C’est grâce à cela qu’un jour, le Commissariat à l’énergie atomique (CEA) lui propose le poste de responsable des études informatiques. Il a juste trente ans, il accepte. Il va y rester sept ans, passant en parallèle au Conservatoire des Arts et Métiers (CNAM) un diplôme de 3e cycle en organisation. Il s’engage aussi dans la vie de son village, où il est élu conseiller municipal en 1989, accomplissant deux mandats dont neuf années en qualité de premier adjoint. Au CEA, on lui propose au bout de sept ans une promotion comme directeur informatique. C’est là un poste important, mais qui lui imposerait de changer de métier, de devenir gestionnaire dans le contexte particulier d’un établissement public dont l’activité se situe dans un domaine politiquement sensible. Jean-Paul ne s’y voit pas, il a le courage de décliner cette proposition flatteuse pour se remettre sur le marché du travail. Où il trouve à nouveau sa place, cette fois-ci dans une séquence toute différente, qui va durer six ans. Il va pouvoir mettre en œuvre en grand ses compétences en matière de systèmes d’information, au bénéfice d’une multinationale spécialisée dans les produits d’entretien, Reckitt & Colman.
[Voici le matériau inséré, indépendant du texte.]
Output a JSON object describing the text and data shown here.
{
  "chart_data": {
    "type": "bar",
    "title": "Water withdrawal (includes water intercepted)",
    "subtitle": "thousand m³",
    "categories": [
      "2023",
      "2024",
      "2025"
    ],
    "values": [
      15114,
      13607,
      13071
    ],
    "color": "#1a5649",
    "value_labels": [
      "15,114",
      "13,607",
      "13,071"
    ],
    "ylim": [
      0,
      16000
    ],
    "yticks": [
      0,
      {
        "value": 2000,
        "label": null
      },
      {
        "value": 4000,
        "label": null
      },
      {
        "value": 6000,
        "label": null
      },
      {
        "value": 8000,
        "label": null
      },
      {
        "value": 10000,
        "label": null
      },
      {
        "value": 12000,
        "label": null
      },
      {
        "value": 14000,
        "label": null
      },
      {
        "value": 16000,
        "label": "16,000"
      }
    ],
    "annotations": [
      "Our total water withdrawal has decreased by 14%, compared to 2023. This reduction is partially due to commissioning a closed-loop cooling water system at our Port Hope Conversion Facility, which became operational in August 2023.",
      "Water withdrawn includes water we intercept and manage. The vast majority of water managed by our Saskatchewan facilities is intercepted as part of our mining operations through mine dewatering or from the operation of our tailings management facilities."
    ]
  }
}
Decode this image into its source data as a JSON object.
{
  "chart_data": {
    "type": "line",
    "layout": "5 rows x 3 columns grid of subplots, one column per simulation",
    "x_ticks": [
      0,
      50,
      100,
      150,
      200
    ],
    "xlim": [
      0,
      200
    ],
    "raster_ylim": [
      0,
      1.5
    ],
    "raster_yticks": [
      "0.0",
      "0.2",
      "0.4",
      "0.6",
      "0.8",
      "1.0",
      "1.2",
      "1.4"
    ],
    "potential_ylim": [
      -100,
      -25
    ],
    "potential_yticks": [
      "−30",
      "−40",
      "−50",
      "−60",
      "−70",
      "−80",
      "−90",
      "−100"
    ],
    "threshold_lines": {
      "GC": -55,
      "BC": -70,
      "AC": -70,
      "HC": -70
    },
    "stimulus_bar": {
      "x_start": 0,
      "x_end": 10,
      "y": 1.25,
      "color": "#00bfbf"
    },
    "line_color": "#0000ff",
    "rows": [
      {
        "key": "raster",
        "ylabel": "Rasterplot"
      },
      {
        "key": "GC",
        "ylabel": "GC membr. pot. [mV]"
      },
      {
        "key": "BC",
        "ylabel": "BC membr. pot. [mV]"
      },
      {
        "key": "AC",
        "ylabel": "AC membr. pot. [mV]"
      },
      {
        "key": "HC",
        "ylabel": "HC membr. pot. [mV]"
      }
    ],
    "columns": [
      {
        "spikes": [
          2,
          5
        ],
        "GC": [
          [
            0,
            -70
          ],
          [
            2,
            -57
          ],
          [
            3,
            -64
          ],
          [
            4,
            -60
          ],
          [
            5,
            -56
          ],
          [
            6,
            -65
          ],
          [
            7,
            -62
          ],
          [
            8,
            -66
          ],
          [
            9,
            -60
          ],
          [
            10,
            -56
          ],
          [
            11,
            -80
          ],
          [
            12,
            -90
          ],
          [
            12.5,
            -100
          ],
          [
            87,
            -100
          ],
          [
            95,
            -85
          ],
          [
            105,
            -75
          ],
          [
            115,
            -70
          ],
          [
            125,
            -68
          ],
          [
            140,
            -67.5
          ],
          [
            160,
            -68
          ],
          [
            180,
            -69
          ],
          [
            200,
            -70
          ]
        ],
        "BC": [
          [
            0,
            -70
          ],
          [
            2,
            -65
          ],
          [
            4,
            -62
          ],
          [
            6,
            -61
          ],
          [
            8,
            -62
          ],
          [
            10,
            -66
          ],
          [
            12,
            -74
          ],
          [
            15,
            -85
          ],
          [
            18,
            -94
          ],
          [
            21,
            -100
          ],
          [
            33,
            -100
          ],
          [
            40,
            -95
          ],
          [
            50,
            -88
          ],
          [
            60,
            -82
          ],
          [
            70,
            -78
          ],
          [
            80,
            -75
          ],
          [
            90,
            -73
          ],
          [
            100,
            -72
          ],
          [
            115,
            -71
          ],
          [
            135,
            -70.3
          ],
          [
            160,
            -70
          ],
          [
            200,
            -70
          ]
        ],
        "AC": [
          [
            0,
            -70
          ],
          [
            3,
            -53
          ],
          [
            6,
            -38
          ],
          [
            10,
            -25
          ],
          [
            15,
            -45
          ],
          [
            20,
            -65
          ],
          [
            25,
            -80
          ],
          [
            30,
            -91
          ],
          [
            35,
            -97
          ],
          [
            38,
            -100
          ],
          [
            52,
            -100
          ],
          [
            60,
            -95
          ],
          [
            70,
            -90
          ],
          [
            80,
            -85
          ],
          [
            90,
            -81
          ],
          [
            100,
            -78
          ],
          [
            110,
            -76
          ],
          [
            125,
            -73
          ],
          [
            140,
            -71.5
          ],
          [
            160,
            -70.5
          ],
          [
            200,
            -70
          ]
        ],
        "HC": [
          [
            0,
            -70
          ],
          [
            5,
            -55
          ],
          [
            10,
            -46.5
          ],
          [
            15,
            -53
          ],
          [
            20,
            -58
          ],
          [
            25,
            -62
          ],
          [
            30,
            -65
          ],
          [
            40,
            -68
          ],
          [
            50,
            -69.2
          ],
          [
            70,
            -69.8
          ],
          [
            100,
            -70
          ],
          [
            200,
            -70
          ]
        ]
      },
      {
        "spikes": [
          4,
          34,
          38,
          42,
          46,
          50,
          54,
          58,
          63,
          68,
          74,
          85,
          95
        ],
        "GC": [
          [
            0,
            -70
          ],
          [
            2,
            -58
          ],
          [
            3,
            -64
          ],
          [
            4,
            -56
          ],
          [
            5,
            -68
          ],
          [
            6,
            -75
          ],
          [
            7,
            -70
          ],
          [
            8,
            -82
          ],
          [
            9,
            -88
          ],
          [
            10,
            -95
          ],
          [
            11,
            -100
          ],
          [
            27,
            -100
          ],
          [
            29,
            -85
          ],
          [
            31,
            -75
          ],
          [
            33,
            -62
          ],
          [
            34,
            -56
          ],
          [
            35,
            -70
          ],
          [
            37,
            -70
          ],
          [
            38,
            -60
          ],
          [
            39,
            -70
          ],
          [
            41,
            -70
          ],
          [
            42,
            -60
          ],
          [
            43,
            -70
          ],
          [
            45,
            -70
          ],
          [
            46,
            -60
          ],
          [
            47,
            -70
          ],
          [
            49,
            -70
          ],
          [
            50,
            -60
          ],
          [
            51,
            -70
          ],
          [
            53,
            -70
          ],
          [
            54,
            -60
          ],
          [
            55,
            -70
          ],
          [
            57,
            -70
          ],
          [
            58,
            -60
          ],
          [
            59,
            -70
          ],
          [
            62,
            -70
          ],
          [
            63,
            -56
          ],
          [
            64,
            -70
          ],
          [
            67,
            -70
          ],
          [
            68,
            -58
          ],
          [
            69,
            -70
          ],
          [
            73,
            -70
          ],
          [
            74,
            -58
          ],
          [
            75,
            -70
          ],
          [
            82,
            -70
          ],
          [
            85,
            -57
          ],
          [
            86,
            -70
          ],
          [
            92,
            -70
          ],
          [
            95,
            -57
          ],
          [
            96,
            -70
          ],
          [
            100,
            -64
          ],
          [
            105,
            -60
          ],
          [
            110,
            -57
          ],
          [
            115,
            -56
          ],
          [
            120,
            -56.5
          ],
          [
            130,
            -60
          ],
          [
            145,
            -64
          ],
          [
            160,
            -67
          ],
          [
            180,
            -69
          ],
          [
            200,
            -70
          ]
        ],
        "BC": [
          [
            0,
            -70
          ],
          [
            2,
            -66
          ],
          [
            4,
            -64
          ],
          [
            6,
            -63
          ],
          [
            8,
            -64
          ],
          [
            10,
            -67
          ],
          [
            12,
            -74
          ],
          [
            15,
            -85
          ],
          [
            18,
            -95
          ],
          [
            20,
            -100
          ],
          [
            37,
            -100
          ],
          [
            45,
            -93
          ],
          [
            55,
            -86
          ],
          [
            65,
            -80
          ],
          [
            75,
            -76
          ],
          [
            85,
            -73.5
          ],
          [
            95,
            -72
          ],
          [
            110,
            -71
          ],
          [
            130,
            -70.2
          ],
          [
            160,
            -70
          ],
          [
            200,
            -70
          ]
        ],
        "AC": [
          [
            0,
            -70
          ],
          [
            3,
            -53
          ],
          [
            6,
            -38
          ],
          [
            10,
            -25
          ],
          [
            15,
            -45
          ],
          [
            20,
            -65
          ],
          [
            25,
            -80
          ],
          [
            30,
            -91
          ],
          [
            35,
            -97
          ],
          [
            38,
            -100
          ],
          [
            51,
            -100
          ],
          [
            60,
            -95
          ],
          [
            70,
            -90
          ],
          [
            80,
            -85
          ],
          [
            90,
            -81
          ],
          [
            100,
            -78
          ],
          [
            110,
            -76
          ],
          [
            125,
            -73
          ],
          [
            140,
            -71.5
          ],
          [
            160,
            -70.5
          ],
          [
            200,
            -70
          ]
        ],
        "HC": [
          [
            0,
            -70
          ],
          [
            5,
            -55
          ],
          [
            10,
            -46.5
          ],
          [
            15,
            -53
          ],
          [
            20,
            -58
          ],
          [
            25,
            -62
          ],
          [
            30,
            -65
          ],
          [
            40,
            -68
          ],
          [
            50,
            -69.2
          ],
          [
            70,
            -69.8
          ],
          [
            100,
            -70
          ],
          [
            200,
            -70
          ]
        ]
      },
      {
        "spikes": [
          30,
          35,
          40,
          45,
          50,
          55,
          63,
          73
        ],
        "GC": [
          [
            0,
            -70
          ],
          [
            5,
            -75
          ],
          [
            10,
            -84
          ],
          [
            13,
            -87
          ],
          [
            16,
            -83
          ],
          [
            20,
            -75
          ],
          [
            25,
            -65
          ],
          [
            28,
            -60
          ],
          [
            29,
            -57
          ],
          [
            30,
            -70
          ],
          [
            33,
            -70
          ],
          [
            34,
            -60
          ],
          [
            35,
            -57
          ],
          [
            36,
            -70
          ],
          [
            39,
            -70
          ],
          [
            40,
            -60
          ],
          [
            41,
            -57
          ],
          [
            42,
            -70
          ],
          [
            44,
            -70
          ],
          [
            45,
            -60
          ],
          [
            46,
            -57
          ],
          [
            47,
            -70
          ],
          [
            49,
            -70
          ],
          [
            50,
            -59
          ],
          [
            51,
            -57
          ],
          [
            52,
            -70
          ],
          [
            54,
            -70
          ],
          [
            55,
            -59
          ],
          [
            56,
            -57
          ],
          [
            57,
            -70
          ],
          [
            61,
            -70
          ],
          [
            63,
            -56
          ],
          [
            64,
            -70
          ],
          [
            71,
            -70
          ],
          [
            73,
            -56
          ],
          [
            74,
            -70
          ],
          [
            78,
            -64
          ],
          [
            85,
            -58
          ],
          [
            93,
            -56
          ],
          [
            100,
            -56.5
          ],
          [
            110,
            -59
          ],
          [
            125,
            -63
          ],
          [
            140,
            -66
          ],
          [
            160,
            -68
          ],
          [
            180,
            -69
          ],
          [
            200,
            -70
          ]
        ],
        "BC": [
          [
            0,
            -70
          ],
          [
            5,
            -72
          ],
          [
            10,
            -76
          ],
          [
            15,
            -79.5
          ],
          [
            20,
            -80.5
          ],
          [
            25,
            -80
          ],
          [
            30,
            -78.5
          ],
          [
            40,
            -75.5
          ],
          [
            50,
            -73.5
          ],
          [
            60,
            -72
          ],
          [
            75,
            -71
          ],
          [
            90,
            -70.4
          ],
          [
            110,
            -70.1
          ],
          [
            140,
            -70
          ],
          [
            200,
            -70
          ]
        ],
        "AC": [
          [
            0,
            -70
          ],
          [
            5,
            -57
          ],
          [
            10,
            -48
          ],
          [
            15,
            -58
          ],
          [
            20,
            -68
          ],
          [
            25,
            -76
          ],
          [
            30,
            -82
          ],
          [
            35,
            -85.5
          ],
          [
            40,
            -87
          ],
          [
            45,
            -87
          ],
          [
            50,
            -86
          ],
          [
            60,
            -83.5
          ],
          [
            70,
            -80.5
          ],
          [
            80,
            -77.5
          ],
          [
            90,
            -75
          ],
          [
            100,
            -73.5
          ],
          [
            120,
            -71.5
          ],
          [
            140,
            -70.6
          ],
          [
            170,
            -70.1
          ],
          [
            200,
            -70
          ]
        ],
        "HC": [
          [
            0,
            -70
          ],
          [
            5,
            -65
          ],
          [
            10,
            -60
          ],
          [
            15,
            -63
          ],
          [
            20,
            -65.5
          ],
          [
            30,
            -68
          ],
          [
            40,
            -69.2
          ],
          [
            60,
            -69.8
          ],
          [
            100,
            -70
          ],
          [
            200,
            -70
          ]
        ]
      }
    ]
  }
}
Celle-ci veut créer un système d’information unique pour toutes ses activités dans le monde. Jean-Paul travaille dans l’équipe européenne. Ce sont pour lui des années exaltantes et tendues à la fois. Exaltantes car l’équipe a un objectif concret à atteindre, qui sera atteint. Exaltantes aussi parce qu’il vit dans son activité professionnelle le « choc des cultures » qu’il avait connu en miniature lorsqu’il était adolescent : dans l’open space où il se retrouve à Londres tous les lundis, treize nationalités différentes cohabitent. Mais ce sont aussi des années tendues à cause de cette multiplicité et du heurt des egos de ces acteurs, tous compétents et convaincus de l’être plus que les autres mais en même temps conscients du but à atteindre ensemble. Tendues également pour des raisons physiques : tous les deux jours, Jean-Paul passe d’une capitale européenne à une autre.

En 2000, il est confronté à un grave événement : chez son père qui a pris sa retraite à Eygalières, on diagnostique une maladie dégénérative. En accord avec Françoise, devenue directrice interdépartementale de l’Unedic, il décide de s’établir dans le village pour accompagner ses parents, auxquels il est reconnaissant tant de l’enfance qu’ils lui ont donnée que d’avoir toujours respecté ses propres choix. Déjà, dix ans auparavant, anticipant la retraite, le couple avait acheté un terrain dans le village et y avait fait construire sa maison. Fort bien, s’installer à Eygalières, mais pour quoi faire ? Jean-Paul ne fait rien au doigt mouillé, il réalise donc une véritable étude de marché, dont il ressort que le « multiservices » peut lui permettre de vivre plusieurs années. Cela tombe bien, Jean-Paul sait faire fonctionner son cerveau et ses mains, en outre le contact humain lui plaît. C’est ainsi que « Allo Multi-services » est créé en 2005 et fonctionnera jusqu’en 2015, date à laquelle Jean-Paul prend sa retraite.

Son père étant décédé en 2009, Jean-Paul s’occupe aujourd’hui de sa mère qui, âgée de 95 ans, demeure vaillante mais a décidé de s’installer à l’Ehpad du village. Sa curiosité et sa forme physique étant restées intactes, il partage son temps entre la marche dans les Alpilles et à l’étranger, le bridge, la réflexion sur les nouvelles technologies comme l’intelligence artificielle et leurs conséquences. Il n’est pas encore venu, le jour où Jean-Paul Gilles s’ennuiera.